Synthesis and characterization of some heterocyclic schiff bases: Potential anticonvulsant agents
Pandey, Shailendra,Srivastava
experimental part, p. 1091 - 1101 (2012/05/20)
A series of novel schiff bases of 3-aminomethyl pyridine have been synthesized through condensation reaction with substituted aryl aldehydes/ketones and/cyclic ketones. These schiff bases were screened for anticonvulsant activity. The chemical structures of synthesized compounds were confirmed by FT-IR, 1H-NMR, spectroscopy, and elemental analysis. A number of compounds were observed to exhibit seizures protection after intraperitoneal administration at the dose 30 and 100 mg kg-1 in various models employed.

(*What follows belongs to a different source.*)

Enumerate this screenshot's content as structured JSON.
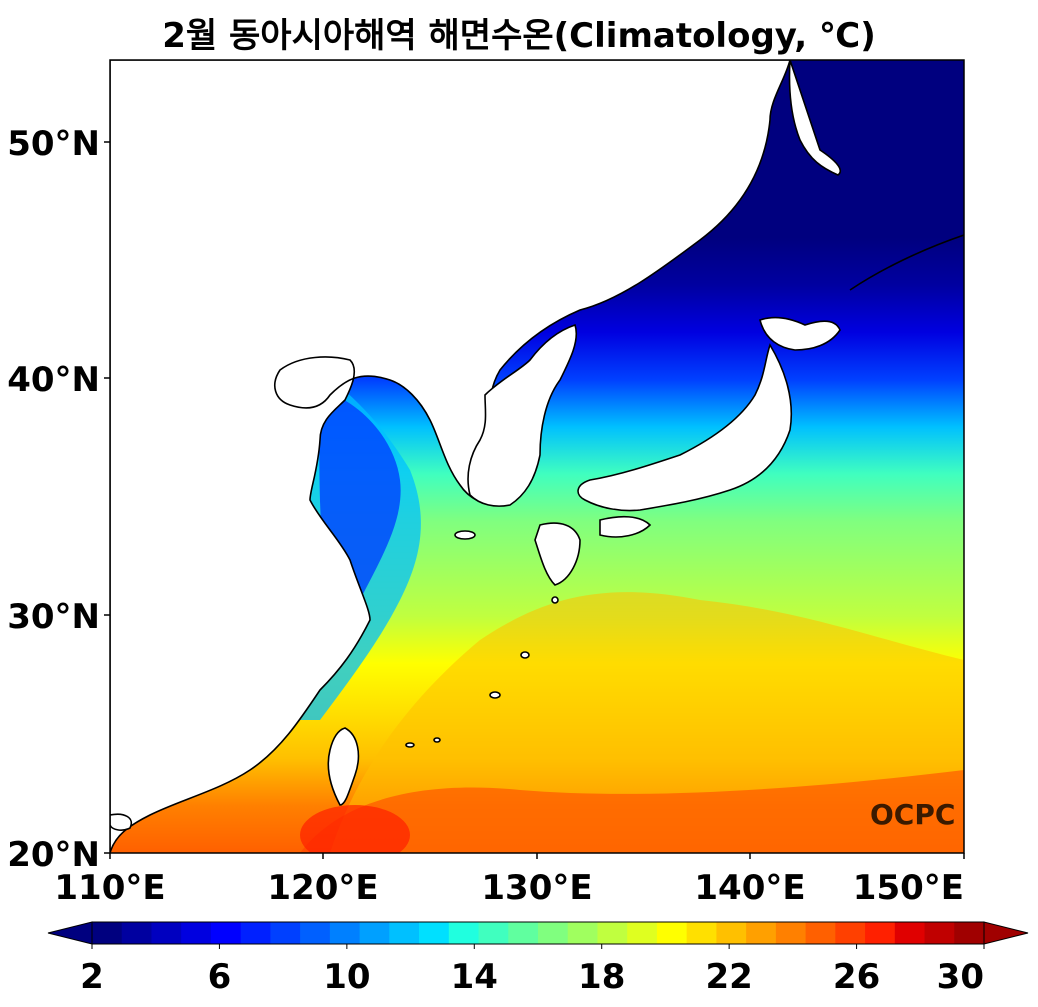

In MES screen we found five potent compounds i.e., (1c) N-(2-chlorobenzylidene) (pyridin-3-yl) methanamine, (1 f) 2-methoxy-4-{(pyridine-3-ylmethyl imino) methyl} phenol, (2 a) N-(3phenylallylidene) (pyridin-3-yl) methanamine, (3b) 3-{1-(pyridin-3-ylmethylimino) ethyl} benzenamine, and (4a) N-(diphenyl-methylene) (pyridin-3- yl) methanamine, emerged as most active compounds in series (ED50) 11.70, 6.39, 11.70, 8.64, and 9.13 mg kg-1 with high protective index (PI)>10. Four compounds (1 e) 4-{(Pyridine-3-ylmethylmino) methyl}benzene-1,3-diol, (1 g) N-(3,4,-dimethoxybenzylidene) (pyridin-3-yl)methanamine, (2 b) N-{(1H-indol-3-yl)methylene}(pyridin-3-yl) methanamine, and (5) N-cyclohexylidene (pyridine-3-yl) methanamine) showed remarkable protection over clinically used drugs in sc.PTZ screen (ED50) 6.44, 11.70, 6.47, and 14.16 with (PI>10). Compound (4b) showed good anticonvulsant activity (ED50) 20.79, but with relatively higher neurotoxicity (PI, 0.57). Compound (le) was active in both sc.PTZ and in sc.STR seizures. Some selected compounds were subjected to oral MES screen (30 mg kg-1) in rats, most of the compounds showed peak activity after 0.5 h of oral administration. Springer Science+Business Media, LLC 2010.